Il assaillit Nora de logique et d'émotion, mais n'obtint pas ce qu'il voulait. Ce qu'il reçut ne fut pas un compromis, mais la moquerie de la princesse.
« Compassion, bienveillance, impartialité. Voilà les valeurs que nous, Xeclyde, chérissons. C'est la boussole morale que nous portons en nos cœurs. Vous ne la connaissez même pas, et vous rêvez de faire un tableau de ma chair et de mon sang ?
« Croyez-vous que je me laisserai intimider ? Je peux mourir, mais notre lignée ne s'éteindra jamais. Viendra le jour où l'épée d'un Xeclyde transpercera votre gorge. Les défunts reposeront en paix, et les vivants vivront sans crainte. La justice peut tarder, mais elle n'est jamais absente. Le seul destin qui vous attend est une fin misérable ! »
Nora fixa l'ennemi d'un regard inébranlable, affermissant encore sa volonté. Roel fut ému par son discours également. Même si elle n'avait pas encore pleinement déployé ses ailes, elle avait déjà prouvé qu'elle était un véritable ange et une dirigeante digne de ce nom.
…
Pendant que Nora et Roel faisaient face à Peter, le Saint Éminent John était lui aussi en plein pourparlers avec le vice-chef du Prieuré de Mithral.

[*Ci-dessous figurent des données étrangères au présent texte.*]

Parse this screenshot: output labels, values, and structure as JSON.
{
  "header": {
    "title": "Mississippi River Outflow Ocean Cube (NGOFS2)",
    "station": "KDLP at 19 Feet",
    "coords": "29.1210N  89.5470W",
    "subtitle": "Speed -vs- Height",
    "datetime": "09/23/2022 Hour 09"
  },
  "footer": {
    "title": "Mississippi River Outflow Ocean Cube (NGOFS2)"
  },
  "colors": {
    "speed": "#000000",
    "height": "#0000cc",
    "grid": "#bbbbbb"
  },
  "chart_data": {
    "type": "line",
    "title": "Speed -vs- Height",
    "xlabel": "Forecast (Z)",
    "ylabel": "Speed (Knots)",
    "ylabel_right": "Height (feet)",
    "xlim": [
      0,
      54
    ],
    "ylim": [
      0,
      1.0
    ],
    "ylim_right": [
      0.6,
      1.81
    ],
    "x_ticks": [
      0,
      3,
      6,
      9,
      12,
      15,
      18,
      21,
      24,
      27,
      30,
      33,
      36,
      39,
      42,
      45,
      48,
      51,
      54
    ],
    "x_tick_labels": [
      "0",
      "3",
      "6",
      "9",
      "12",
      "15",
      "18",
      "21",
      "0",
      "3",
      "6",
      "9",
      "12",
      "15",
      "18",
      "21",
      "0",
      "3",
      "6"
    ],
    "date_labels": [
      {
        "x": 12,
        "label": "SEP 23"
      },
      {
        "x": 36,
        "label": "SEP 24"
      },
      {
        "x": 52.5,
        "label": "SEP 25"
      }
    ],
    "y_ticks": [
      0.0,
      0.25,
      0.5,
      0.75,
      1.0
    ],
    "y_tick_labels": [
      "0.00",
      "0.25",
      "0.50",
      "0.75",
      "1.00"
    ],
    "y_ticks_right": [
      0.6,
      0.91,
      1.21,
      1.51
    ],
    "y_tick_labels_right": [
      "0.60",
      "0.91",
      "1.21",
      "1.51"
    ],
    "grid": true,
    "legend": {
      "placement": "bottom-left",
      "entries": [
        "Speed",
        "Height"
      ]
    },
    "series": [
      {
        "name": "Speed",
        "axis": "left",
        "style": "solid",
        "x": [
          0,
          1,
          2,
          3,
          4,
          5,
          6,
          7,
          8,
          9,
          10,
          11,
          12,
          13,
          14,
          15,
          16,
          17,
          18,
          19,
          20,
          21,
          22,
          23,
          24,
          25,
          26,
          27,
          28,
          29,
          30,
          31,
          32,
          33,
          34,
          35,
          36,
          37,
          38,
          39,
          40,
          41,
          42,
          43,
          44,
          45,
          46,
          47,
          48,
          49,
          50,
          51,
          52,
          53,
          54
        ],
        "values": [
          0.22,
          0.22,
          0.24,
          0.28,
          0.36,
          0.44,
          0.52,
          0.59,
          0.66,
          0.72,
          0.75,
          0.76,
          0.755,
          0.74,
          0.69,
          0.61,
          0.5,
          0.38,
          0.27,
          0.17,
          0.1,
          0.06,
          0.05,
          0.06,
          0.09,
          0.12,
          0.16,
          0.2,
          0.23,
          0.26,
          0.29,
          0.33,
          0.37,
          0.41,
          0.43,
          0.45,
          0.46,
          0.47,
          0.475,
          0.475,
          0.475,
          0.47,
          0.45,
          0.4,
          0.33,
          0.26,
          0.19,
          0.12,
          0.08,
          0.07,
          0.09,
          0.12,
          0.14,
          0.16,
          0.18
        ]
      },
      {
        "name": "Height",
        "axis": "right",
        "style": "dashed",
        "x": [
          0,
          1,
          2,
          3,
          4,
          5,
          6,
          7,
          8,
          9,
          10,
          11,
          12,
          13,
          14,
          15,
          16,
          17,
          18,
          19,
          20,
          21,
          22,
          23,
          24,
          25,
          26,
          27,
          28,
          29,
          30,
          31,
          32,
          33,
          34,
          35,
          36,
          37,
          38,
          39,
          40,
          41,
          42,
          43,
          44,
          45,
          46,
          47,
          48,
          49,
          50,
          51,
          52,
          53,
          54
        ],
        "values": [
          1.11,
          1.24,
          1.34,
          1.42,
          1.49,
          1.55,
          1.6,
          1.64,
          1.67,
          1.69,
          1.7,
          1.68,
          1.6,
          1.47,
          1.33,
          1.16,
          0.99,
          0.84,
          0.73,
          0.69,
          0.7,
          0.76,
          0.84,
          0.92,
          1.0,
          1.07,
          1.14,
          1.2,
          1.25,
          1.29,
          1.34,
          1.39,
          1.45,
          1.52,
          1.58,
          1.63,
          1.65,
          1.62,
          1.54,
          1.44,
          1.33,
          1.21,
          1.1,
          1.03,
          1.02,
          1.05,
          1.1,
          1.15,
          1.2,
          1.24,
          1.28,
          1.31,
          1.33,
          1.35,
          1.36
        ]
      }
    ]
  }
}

« Conformément à vos exigences, nous quitterons la Théocratie et aucun de nos membres n'apparaîtra plus aux abords de vos territoires. De plus, nous vous fournirons des renseignements sur onze cibles de votre liste noire. »
L'homme raffiné énuméra respectueusement les concessions qu'il était prêt à consentir pour un traité de paix entre la Théocratie et le Prieuré de Mithral, allant de la fourniture de renseignements précieux sur d'autres cultes maléfiques à l'élimination des menaces sous-jacentes qui mettaient la Théocratie en danger. On aurait dit qu'il s'engageait à en devenir un allié solide.
Le vieillard aux cheveux blancs écouta en silence les paroles de l'autre partie. Longtemps après, il posa enfin la question cruciale.
« Que demandez-vous en retour ? »
« Pas grand-chose. Nous espérons simplement que vous fermerez les yeux sur cet incident », dit Caras calmement.